Former WAPDA Chairman Lt Gen (retd) Muzammil Hussain’s woes at the National Accountability Bureau (NAB) illustrate the problems that arise when a member of an institution priding itself on being rules-based, a military officer in short, goes into a civilian institution, particularly one with such a poor reputation for honesty as WAPDA. NAB is seized of a complaint about WAPDA’s Tarbela Hydropower Project-IV, which involves $753 million. Naturally, the process of investigation involves the WAPDA Chairman of the time, who happens to be General Muzammil. However, when it summoned him on June 6, he filed a written reply through his lawyers. NAB still had some queries, and asked him to appear again on June 20.
When accepting the WAPDA Chairmanship, General Muzammil should have known that there would be mud flung at him, and that some of it might stick. It would be impossible to ignore any complaint involving such a large sum, and the only way to counter the damage to his reputation would be to cooperate fully with the authorities, and not stand upon his dignity. It is that lack of cooperation that would raise doubts about his conduct.
There may be good and valid reasons for General Muzammil not to appear, but this has led to the creation of an unfortunate image. This is perhaps unavoidable when an official of one institution moves to another, and tries to behave as if he still belongs to the first.
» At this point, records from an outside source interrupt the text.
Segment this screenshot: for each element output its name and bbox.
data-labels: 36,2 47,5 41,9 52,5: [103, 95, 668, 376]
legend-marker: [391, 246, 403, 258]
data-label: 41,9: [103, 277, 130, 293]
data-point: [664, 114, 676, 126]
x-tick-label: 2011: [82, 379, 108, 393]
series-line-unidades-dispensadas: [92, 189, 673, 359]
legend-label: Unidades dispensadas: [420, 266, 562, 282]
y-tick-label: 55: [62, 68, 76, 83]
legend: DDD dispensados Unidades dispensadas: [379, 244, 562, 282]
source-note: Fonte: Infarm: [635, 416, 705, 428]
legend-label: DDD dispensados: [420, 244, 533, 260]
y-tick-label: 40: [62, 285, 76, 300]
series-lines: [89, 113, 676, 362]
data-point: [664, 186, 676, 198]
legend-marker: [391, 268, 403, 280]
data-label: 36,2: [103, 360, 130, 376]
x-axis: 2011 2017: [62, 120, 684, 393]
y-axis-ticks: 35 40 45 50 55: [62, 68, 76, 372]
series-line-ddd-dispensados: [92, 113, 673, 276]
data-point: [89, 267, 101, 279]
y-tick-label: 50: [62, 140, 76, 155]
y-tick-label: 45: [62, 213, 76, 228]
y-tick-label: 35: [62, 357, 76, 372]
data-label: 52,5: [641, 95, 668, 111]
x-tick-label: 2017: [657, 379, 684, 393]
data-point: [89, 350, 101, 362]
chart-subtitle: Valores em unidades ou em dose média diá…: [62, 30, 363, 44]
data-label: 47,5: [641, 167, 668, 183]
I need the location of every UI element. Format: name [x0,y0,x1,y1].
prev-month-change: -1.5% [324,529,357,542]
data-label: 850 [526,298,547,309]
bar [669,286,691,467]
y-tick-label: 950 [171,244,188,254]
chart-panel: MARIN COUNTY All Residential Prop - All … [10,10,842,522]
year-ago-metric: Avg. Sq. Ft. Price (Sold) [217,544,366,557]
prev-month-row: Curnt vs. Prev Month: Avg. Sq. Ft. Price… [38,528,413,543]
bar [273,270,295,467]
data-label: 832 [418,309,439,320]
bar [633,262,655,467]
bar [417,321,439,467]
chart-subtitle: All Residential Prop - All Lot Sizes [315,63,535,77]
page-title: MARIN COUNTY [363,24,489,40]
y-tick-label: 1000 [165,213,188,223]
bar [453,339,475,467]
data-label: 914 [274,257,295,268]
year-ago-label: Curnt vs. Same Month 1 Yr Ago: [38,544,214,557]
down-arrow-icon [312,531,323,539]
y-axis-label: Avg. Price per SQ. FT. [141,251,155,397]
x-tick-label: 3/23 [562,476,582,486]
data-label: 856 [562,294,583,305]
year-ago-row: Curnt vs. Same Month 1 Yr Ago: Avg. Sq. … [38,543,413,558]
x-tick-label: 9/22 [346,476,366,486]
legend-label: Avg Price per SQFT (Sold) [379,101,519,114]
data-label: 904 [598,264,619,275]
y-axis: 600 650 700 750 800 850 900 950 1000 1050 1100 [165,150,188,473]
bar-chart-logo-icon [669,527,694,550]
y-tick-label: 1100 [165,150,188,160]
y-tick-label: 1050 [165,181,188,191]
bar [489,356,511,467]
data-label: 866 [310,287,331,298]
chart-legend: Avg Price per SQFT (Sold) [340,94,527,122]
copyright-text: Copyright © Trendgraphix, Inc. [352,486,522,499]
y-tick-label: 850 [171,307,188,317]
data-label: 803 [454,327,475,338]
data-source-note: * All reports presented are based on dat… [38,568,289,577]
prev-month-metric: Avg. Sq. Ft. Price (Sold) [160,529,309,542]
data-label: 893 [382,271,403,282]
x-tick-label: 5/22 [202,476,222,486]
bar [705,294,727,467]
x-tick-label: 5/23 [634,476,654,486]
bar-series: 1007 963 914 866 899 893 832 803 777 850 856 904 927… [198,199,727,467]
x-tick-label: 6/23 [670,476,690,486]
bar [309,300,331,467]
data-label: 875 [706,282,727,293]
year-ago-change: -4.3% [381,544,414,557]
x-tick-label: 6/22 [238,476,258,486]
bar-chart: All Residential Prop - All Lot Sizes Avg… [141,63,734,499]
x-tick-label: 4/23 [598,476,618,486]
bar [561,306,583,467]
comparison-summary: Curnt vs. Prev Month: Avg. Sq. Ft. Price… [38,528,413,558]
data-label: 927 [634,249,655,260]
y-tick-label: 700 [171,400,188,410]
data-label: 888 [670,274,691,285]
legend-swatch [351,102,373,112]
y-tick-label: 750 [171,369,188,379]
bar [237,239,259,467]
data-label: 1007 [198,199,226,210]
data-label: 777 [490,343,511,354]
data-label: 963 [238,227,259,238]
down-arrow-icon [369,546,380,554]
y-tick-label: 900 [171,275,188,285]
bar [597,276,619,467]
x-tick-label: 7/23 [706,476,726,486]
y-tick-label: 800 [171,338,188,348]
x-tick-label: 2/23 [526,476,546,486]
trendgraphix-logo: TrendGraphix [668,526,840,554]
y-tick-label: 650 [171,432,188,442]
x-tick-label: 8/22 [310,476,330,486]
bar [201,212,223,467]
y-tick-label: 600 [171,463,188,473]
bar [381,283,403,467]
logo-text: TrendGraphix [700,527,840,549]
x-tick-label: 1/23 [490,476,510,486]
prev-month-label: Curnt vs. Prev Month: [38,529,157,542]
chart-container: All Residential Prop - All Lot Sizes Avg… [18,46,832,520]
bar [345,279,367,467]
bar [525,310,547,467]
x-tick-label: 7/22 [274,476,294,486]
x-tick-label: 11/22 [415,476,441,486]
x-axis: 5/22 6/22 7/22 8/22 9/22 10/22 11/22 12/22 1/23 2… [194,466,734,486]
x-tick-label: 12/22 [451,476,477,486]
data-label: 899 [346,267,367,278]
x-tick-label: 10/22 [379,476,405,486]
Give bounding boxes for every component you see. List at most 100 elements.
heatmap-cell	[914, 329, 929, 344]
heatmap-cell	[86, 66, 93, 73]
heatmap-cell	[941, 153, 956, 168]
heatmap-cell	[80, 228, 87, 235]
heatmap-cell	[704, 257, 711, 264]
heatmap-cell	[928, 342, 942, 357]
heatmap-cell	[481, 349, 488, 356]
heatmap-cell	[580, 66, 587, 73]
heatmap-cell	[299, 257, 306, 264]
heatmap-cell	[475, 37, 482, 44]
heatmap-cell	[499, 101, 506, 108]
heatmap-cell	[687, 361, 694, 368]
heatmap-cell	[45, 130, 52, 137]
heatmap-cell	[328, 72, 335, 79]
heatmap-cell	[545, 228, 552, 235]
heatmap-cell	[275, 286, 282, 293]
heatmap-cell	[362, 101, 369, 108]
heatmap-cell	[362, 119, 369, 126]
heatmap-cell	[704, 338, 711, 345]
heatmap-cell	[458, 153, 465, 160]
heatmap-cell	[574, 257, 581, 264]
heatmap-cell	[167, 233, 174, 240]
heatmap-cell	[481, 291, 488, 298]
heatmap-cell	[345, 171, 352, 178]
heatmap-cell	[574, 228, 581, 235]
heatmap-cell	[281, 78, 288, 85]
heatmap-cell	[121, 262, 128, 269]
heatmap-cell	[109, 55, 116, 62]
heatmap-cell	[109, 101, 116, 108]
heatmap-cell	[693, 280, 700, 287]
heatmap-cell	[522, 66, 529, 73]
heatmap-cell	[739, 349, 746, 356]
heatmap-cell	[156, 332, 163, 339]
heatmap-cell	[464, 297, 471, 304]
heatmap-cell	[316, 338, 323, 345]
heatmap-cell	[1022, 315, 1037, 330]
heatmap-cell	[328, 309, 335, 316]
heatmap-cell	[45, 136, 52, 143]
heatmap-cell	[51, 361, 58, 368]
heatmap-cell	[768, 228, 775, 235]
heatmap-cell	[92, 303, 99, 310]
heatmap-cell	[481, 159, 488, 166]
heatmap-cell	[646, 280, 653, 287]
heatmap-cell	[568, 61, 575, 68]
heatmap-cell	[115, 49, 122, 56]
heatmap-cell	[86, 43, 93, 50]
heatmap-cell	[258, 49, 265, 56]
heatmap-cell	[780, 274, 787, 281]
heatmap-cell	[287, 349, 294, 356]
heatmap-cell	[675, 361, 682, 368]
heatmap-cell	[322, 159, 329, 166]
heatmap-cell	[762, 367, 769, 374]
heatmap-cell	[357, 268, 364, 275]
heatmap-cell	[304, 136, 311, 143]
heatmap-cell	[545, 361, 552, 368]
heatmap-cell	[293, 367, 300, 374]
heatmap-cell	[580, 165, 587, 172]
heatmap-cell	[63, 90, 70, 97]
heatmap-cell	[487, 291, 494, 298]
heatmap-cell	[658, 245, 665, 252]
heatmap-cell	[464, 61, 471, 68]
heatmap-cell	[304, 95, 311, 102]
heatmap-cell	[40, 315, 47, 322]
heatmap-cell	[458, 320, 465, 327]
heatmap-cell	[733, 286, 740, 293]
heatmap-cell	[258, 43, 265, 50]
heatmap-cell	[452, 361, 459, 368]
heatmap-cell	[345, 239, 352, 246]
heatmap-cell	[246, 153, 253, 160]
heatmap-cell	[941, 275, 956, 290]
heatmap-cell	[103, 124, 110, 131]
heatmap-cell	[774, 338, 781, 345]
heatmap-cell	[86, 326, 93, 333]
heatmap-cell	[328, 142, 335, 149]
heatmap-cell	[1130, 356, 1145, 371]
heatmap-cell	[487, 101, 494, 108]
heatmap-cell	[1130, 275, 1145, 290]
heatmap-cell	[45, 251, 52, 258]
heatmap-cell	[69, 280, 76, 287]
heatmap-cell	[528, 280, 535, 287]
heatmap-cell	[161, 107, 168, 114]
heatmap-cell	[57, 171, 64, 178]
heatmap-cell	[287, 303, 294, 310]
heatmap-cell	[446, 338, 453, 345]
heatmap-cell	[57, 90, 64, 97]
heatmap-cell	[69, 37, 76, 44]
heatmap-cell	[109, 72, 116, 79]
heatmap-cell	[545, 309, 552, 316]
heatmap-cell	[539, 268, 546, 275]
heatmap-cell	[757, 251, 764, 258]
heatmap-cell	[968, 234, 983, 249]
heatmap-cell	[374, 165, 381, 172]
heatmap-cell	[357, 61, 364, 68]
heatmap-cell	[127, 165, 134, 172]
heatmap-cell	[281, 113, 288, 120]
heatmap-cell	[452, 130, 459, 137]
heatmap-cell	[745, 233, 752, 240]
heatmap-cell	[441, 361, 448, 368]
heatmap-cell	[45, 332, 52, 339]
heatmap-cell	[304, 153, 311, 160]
All those moving from one organization to another should expect to be treated according to their second organization’s reputation, not that of their first. Further, it should be remembered that NAB is under a process of change, what with its governing law amended and its head about to be changed. Therefore, it is within the realm of possibility that it may be over-enthusiastic in the investigation of such a large case.